When some California couples get married, they do so with concerns about what will happen if the marriage ends in divorce. To account for the possibility, they will create a prenuptial agreement. Even after they have gotten married, they can come to a post-nuptial agreement. This can address just about every issue that might be in dispute as part of a divorce except for child custody and support. However, there are potential issues that could lead to the document being unenforceable. This can be a critical issue for both spouses.

The law describes certain instances in which the agreement will not be effective. The agreement must be voluntary. If, for example, the person was coerced into signing it through threats implied or explicit, it may nullify the agreement. The agreement could also be unenforceable if it is deemed unconscionable, meaning it is unfair. To be considered fair, the party signing it must have a complete disclosure of the finances and obligations of the other party. These rights can be waived for the agreement to be valid. If they were not, it could be used to say it was a violation.

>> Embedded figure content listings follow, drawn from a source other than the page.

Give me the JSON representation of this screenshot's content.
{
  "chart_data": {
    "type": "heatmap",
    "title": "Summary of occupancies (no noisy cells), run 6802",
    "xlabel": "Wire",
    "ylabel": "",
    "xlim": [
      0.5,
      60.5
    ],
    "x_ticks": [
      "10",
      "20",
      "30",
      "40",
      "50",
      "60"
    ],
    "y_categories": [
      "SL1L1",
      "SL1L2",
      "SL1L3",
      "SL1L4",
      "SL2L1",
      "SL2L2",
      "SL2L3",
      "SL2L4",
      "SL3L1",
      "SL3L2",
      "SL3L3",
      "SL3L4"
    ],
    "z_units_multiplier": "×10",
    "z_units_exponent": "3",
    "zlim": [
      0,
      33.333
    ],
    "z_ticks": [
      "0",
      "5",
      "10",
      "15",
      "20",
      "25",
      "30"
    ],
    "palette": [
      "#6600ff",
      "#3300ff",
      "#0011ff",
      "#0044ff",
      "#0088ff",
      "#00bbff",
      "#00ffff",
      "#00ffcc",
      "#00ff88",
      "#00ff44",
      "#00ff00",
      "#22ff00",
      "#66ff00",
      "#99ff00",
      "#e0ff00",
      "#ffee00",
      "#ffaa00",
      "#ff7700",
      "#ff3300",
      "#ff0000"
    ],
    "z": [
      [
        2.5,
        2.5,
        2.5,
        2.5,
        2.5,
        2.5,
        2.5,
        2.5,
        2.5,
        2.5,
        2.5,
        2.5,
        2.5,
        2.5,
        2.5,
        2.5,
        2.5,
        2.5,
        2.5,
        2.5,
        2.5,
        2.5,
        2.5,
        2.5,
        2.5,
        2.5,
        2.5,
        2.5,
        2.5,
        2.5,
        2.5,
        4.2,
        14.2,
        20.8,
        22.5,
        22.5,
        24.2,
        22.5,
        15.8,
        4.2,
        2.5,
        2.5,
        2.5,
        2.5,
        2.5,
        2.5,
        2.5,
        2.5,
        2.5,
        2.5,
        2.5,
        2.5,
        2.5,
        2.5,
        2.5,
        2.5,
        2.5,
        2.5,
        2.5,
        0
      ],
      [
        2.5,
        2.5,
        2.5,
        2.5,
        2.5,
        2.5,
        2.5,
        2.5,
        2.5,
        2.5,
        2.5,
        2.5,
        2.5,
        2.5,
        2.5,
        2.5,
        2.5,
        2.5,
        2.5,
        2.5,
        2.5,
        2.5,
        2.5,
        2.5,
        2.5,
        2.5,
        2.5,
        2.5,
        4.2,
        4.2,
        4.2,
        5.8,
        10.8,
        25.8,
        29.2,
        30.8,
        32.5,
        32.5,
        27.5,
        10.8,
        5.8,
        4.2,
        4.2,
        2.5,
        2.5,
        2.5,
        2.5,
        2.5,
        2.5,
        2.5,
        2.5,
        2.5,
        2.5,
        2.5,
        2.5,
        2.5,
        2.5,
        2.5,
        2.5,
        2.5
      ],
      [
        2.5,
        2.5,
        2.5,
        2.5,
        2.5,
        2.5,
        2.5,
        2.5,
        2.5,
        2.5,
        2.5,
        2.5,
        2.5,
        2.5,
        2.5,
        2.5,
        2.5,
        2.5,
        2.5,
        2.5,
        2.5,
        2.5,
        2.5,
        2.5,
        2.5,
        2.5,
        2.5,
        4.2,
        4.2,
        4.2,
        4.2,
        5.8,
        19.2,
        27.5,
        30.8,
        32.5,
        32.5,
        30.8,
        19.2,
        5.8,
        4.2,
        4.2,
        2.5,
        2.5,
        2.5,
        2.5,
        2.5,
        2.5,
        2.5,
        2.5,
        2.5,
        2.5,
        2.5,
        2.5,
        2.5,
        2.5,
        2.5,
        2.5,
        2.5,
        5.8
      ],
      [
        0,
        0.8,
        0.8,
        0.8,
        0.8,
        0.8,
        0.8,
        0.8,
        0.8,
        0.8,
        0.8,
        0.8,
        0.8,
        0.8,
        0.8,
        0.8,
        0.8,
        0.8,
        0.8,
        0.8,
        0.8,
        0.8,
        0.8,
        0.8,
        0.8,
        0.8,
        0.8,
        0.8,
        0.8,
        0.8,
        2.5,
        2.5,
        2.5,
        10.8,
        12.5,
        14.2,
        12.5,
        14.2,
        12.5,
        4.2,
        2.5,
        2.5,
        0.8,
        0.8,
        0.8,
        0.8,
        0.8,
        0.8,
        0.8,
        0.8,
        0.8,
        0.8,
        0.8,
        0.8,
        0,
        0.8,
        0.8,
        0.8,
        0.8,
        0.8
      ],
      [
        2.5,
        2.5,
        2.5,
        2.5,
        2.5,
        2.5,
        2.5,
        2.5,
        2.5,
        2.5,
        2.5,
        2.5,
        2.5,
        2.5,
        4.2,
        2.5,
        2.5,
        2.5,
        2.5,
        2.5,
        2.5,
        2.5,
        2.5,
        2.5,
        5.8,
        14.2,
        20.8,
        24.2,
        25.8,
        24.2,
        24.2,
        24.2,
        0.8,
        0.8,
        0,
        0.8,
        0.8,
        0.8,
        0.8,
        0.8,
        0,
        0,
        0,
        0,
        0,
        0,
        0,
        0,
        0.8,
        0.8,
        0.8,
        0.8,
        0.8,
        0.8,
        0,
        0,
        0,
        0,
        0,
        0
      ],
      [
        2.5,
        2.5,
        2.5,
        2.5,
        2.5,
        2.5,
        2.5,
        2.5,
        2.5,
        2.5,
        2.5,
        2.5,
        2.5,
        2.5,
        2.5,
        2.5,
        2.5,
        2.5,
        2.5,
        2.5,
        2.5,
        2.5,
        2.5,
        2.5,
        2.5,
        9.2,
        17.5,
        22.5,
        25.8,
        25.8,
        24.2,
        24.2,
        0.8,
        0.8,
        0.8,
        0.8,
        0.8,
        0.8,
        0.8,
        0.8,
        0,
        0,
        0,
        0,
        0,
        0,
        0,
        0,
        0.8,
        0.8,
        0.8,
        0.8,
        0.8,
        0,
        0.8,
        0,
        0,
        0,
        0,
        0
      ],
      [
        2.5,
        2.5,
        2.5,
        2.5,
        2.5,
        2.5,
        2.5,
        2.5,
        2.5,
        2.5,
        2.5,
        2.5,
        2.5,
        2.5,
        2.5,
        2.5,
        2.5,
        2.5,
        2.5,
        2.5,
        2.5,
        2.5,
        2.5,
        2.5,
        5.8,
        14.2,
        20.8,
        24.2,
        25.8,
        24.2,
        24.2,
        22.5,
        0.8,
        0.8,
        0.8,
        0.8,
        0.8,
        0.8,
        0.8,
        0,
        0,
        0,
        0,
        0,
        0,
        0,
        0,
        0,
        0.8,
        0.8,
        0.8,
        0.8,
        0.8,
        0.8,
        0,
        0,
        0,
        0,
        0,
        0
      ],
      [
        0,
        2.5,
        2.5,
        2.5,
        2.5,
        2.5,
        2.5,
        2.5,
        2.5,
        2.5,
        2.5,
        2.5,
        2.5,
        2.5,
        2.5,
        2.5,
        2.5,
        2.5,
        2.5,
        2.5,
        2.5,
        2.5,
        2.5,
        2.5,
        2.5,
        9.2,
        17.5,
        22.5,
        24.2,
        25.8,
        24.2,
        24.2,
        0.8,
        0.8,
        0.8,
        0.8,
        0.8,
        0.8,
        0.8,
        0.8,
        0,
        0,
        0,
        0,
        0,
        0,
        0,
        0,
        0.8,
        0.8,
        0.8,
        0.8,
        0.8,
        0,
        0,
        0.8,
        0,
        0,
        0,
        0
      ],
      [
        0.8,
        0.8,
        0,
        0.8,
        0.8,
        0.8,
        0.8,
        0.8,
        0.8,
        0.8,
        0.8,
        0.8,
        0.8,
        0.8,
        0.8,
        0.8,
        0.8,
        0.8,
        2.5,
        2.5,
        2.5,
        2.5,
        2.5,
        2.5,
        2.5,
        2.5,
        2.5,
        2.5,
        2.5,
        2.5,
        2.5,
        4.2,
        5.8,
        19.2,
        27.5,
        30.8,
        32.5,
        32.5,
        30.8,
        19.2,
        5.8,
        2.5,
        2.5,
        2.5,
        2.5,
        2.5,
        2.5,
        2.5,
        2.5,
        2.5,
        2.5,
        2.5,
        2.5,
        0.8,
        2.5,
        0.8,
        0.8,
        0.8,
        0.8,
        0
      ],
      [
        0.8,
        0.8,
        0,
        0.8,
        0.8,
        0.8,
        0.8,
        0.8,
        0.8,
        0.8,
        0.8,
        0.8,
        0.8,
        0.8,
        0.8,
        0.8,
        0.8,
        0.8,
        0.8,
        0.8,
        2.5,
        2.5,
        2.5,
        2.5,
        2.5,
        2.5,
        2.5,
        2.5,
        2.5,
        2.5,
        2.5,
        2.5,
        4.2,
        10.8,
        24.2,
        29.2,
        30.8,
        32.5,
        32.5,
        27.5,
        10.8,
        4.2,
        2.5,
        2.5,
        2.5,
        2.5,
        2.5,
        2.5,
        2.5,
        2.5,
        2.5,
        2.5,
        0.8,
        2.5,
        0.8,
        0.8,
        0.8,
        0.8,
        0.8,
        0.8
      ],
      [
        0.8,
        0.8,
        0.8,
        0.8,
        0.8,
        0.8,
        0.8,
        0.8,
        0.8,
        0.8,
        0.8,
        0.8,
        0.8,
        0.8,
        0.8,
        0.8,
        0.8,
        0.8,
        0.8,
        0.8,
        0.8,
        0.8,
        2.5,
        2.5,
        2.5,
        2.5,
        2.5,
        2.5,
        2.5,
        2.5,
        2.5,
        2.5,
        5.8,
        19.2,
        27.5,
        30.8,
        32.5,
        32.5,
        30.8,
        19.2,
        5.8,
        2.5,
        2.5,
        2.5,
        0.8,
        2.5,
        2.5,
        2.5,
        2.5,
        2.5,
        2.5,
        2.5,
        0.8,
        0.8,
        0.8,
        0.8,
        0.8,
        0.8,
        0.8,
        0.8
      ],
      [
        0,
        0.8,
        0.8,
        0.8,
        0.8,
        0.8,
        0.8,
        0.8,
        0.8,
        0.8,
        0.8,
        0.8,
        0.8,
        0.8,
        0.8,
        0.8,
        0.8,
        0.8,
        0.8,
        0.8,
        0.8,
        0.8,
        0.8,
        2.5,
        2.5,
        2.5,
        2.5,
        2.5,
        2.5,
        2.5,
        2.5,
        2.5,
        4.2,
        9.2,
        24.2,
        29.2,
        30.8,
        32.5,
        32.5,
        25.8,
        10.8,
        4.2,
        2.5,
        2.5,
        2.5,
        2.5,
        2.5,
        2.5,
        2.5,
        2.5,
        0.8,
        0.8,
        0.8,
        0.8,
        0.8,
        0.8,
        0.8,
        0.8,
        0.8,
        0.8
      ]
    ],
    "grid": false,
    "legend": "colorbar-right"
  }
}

The signing party should have had an independent legal counsel to analyze the agreement at the time it was signed. There was a legal change that is relevant for people who signed an agreement after Jan. 1, 2020. If it was agreed to between Jan. 1, 2002 and Jan. 1, 2020, the person who signed the agreement stipulating what he or she would receive in a divorce had up to seven calendar days from the agreement being presented and being told to have legal counsel to when the agreement was signed. After Jan. 1, 2020, the legal counsel issue is eliminated and the person has seven days to agree and sign.

For many couples, a prenuptial agreement is a wise step to be shielded from the possibility of losing a significant amount of their assets in a divorce. However, the party who entered the marriage with lesser means could be taken advantage of in the agreement. For either side, allegations that prenuptial or post-nuptial agreements are unenforceable can be a challenge. A law firm with experience in family law and these agreements can provide advice on how to proceed.